I will create separate articles on each one in the future and link to them from here.

Here's a very quick intro to each of them.

(and there are some more, less known, energy wasters.. more on that in a later article...)

Air Leaks

It is estimated that 10 to 30% of compressed air is wasted through air leaks.

In big heavy-industry type factories... 50% wasted through air leaks is very much possible.

Pressure drop

Every obstacle in out system creates a pressure drop: air dryers, filters, valves, even the piping itself.

The problem is that our machinery need a certain minimum air pressure. So to compensate for the pressure drop, we need to set our air compressor to a higher pressure, which costs more energy!

Inappropriate use

That's all the time compressed air is used when there's a better (or equal) other option available.

Artificial demand

A fancy word for 'using a higher pressure than actually needed'.

For example, your machine might need 6.5 bar to operate. But it operates at 7.5 bar!

That extra 1 bar is not needed and is a waste of energy.

And as a bonus: any leaks in the system will leak at 7.5 bar instead of 6.5 bar .. which means you will lose even more energy to compressed air leaks!
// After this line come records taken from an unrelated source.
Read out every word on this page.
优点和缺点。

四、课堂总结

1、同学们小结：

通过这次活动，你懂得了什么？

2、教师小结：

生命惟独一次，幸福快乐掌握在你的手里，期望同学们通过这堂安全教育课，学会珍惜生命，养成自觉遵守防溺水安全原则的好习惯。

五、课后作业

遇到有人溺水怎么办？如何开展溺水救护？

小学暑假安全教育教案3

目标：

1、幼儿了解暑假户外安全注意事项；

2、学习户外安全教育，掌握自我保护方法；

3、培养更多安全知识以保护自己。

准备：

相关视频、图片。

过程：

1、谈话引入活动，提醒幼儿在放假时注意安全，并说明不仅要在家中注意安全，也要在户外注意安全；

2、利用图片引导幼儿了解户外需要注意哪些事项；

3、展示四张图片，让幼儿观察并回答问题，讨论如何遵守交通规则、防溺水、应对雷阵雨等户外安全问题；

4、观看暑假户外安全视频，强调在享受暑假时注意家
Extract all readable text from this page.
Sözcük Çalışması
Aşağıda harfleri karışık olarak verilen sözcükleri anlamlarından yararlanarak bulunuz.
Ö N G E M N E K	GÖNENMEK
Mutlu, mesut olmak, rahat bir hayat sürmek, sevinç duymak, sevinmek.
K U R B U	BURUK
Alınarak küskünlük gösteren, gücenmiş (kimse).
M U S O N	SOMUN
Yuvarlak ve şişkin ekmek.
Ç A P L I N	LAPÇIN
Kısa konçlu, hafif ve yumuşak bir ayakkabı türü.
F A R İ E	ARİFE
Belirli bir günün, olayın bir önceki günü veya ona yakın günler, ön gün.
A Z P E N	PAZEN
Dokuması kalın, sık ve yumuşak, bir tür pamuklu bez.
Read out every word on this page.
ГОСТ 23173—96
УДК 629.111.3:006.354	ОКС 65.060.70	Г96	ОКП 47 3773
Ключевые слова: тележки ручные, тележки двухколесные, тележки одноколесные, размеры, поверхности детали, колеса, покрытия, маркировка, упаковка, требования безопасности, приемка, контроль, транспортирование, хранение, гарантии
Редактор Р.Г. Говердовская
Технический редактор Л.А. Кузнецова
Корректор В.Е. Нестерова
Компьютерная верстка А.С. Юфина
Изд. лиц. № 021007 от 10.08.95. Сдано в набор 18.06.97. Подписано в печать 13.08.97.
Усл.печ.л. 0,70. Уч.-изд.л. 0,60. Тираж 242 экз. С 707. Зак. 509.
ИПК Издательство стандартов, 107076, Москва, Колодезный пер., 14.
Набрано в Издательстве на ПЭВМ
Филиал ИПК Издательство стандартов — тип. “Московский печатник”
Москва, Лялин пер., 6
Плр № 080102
Inefficient air production

In the Sankey diagram above (and in the calculations in the previous post), we made one assumption: that the compressor is running at full load all the time.

But this is not the case.

In reality, the compressor will stop and start sometimes. It will run unloaded for some time. Air demand and pressure will fluctuate.

In the worst case, the compressor might use DOUBLE the amount of energy than in above comparison!

And that's just because it is running unloaded for a long time. Or the compressor is just way to big for the amount of air that is actually being used.

The real problem

Sorry to be so blunt.. but in many cases that real problem is that people just don't care.

If you are reading this, that's probably not you, because it shows you care.

But most compressed air systems I have seen, people just didn't care.

And they didn't care because they didn't know how much that waste cost every single day, week, month, year.

On a medium size compressed air system, the yearly energy savings can add up to $10.000 to $30.000 per year!

On bigger systems, it can be well over a hundred thousand dollar per year.

Compressed air training courses

That's why it is so important to train employees in the correct use of compressed air.

When they know that a single air leak can cost a few hundred to a few thousand dollar per year, they will care more, and repair it.

If they see a compressor that is just running unloaded the whole day (yes, I have seen it...) they will know this is not normal and shut it down, or adjust some the settings and make it better!

And that's why I have put a lot of focus on the cost of compressed air in my Compressed Air Confidence Course.

(a beginners course that teaches the fundamentals of compressed air systems).

Just a little knowledge of compressed air systems, combined with a weekly routine (checking the temperatures, pressures, running hours, etc) goes a long way.